Un dispositif similaire est prévu pour les personnes souhaitant rejoindre un conjoint de nationalité française. Il comprend néanmoins quelques particularités, du fait du public visé. Ainsi, certains conjoints seront dispensés de tests tels le mari ou la femme de nationalité étrangère au sein d'un couple binational qui, vivant à l'étranger, décide de rejoindre la France pour des raisons professionnelles, sauf si le mariage a été célébré à l'étranger par une autorité étrangère et n'a pas fait l'objet d'une transcription.

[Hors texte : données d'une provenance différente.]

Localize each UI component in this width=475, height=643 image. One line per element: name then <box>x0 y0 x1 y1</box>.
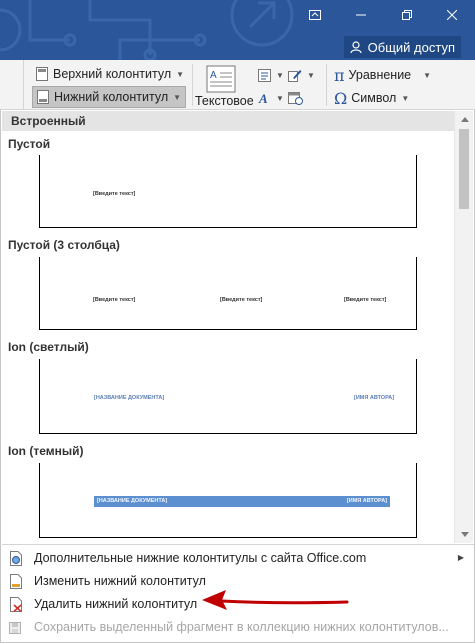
equation-label: Уравнение <box>348 68 412 82</box>
placeholder-text: [Введите текст] <box>93 191 136 197</box>
wordart-icon: A <box>258 91 268 105</box>
submenu-arrow-icon: ▶ <box>457 553 464 562</box>
ribbon: Верхний колонтитул ▼ Нижний колонтитул ▼… <box>0 60 475 110</box>
symbol-button[interactable]: Ω Символ ▼ <box>334 87 409 109</box>
triangle-down-icon <box>460 532 469 537</box>
gallery-item-title: Ion (темный) <box>8 444 84 458</box>
red-arrow-annotation <box>202 590 349 610</box>
footer-preview-ion-dark[interactable]: [НАЗВАНИЕ ДОКУМЕНТА] [ИМЯ АВТОРА] <box>39 463 417 538</box>
svg-text:A: A <box>210 70 217 81</box>
placeholder-text: [Введите текст] <box>220 297 263 303</box>
pi-icon: π <box>334 65 345 85</box>
footer-preview-ion-light[interactable]: [НАЗВАНИЕ ДОКУМЕНТА] [ИМЯ АВТОРА] <box>39 359 417 434</box>
placeholder-text: [Введите текст] <box>344 297 387 303</box>
scroll-down-button[interactable] <box>455 526 474 543</box>
more-footers-office-com[interactable]: Дополнительные нижние колонтитулы с сайт… <box>2 547 474 570</box>
scroll-thumb[interactable] <box>459 129 469 209</box>
menu-item-label: Сохранить выделенный фрагмент в коллекци… <box>34 620 449 634</box>
chevron-down-icon: ▼ <box>307 70 315 80</box>
header-label: Верхний колонтитул <box>53 67 172 81</box>
placeholder-text: [НАЗВАНИЕ ДОКУМЕНТА] <box>97 498 168 504</box>
footer-preview-blank[interactable]: [Введите текст] <box>39 155 417 228</box>
chevron-down-icon: ▼ <box>401 93 410 103</box>
chevron-down-icon: ▼ <box>176 69 185 79</box>
menu-item-label: Дополнительные нижние колонтитулы с сайт… <box>34 551 367 565</box>
header-icon <box>36 67 48 81</box>
share-button[interactable]: Общий доступ <box>343 36 461 58</box>
minimize-icon <box>356 14 366 16</box>
ribbon-group-edge <box>0 60 24 110</box>
text-box-button[interactable]: A <box>206 64 236 94</box>
footer-gallery-dropdown: Встроенный Пустой [Введите текст] Пустой… <box>0 110 475 643</box>
ribbon-separator <box>192 64 193 106</box>
chevron-down-icon: ▼ <box>276 70 284 80</box>
ribbon-display-options-button[interactable] <box>292 0 338 30</box>
footer-preview-blank-3col[interactable]: [Введите текст] [Введите текст] [Введите… <box>39 257 417 330</box>
close-icon <box>447 10 457 20</box>
menu-item-label: Удалить нижний колонтитул <box>34 597 198 611</box>
text-label: Текстовое <box>195 94 254 108</box>
chevron-down-icon: ▼ <box>173 92 182 102</box>
save-to-gallery-icon <box>9 622 21 634</box>
signature-line-button[interactable]: ▼ <box>288 64 315 86</box>
ribbon-display-icon <box>309 10 321 20</box>
gallery-scrollbar[interactable] <box>454 111 473 543</box>
placeholder-text: [ИМЯ АВТОРА] <box>346 498 387 504</box>
document-footer-icon <box>10 574 22 589</box>
calendar-icon <box>288 92 303 105</box>
triangle-up-icon <box>460 117 469 122</box>
symbol-label: Символ <box>351 91 397 105</box>
title-bar: Общий доступ <box>0 0 475 60</box>
close-button[interactable] <box>429 0 475 30</box>
scroll-up-button[interactable] <box>455 111 474 128</box>
date-time-button[interactable] <box>288 87 303 109</box>
chevron-down-icon: ▼ <box>423 70 432 80</box>
placeholder-text: [НАЗВАНИЕ ДОКУМЕНТА] <box>94 395 165 401</box>
text-box-icon: A <box>206 65 236 93</box>
gallery-item-title: Пустой <box>8 137 51 151</box>
gallery-item-title: Пустой (3 столбца) <box>8 238 120 252</box>
wordart-button[interactable]: A ▼ <box>258 87 284 109</box>
person-icon <box>350 40 362 53</box>
placeholder-text: [Введите текст] <box>93 297 136 303</box>
footer-dropdown-button[interactable]: Нижний колонтитул ▼ <box>32 86 187 108</box>
restore-icon <box>402 10 412 20</box>
gallery-list: Пустой [Введите текст] Пустой (3 столбца… <box>2 131 454 543</box>
footer-label: Нижний колонтитул <box>54 90 169 104</box>
menu-item-label: Изменить нижний колонтитул <box>34 574 206 588</box>
equation-button[interactable]: π Уравнение ▼ <box>334 64 431 86</box>
restore-button[interactable] <box>384 0 430 30</box>
document-globe-icon <box>10 551 22 566</box>
quick-parts-icon <box>258 68 271 82</box>
signature-icon <box>288 70 302 82</box>
footer-icon <box>37 90 49 104</box>
quick-parts-button[interactable]: ▼ <box>258 64 284 86</box>
header-dropdown-button[interactable]: Верхний колонтитул ▼ <box>36 63 184 85</box>
chevron-down-icon: ▼ <box>276 93 284 103</box>
gallery-section-header: Встроенный <box>2 111 454 131</box>
ribbon-separator <box>326 64 327 106</box>
footer-color-bar: [НАЗВАНИЕ ДОКУМЕНТА] [ИМЯ АВТОРА] <box>94 496 390 507</box>
omega-icon: Ω <box>334 88 348 108</box>
share-label: Общий доступ <box>367 39 455 55</box>
text-group-label[interactable]: Текстовое <box>195 94 254 110</box>
minimize-button[interactable] <box>338 0 384 30</box>
svg-text:A: A <box>258 91 268 105</box>
placeholder-text: [ИМЯ АВТОРА] <box>354 395 395 401</box>
gallery-item-title: Ion (светлый) <box>8 340 89 354</box>
document-delete-icon <box>10 597 22 612</box>
save-selection-to-gallery[interactable]: Сохранить выделенный фрагмент в коллекци… <box>2 616 474 639</box>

Un contrat d'accueil et d'intégration (CAI) est par ailleurs créé pour les familles. L'étranger admis au séjour en France et, le cas échéant, son conjoint devront ainsi dorénavant, si un ou plusieurs de leurs enfants ont bénéficié de la procédure de regroupement familial, conclure « conjointement » avec l'Etat un CAI pour la famille par lequel ils s'obligent à suivre une formation sur les droits et les devoirs des parents en France, ainsi qu'à respecter l'obligation scolaire. En cas de non-respect de ce contrat manifesté de leur part « par une volonté caractérisée », le préfet pourra saisir le président du conseil général en vue de la mise en oeuvre d'un contrat de responsabilité parentale. Et les titres de séjour pourront ne pas être renouvelés en cas de non-respect du CAI ou, le cas échéant, du contrat de responsabilité parentale (1).
La loi modifie par ailleurs la première condition du regroupement familial, relative au niveau de ressources du demandeur. Jusqu'à présent, la loi prévoyait simplement que le montant des ressources exigibles de l'intéressé devait atteindre un niveau au moins égal au SMIC. Il n'était donc pas tenu compte de la taille de la famille. Désormais, le principe est inscrit dans la loi : les ressources doivent atteindre un montant qui tient compte de la taille de la famille du demandeur. Il reviendra à un décret de fixer ce dernier, étant entendu qu'il devra être au moins égal au SMIC et au plus égal à ce dernier majoré d'un cinquième (soit 1,2 SMIC). Précision importante apportée devant chaque assemblée lors de l'examen en séance publique des conclusions de la CMP : le décret ne devrait permettre la modulation des ressources jusqu'à 1,2 SMIC que pour les seules familles de six personnes ou plus. Notons qu'à l'initiative des députés, la condition de ressources ne devrait plus être opposable au demandeur qui, en raison de troubles de santé invalidants ou d'un handicap, rencontre des restrictions dans l'accès à une activité professionnelle rémunérée. Il s'agit plus précisément des titulaires de l'allocation aux adultes handicapés ou de l'allocation supplémentaire invalidité.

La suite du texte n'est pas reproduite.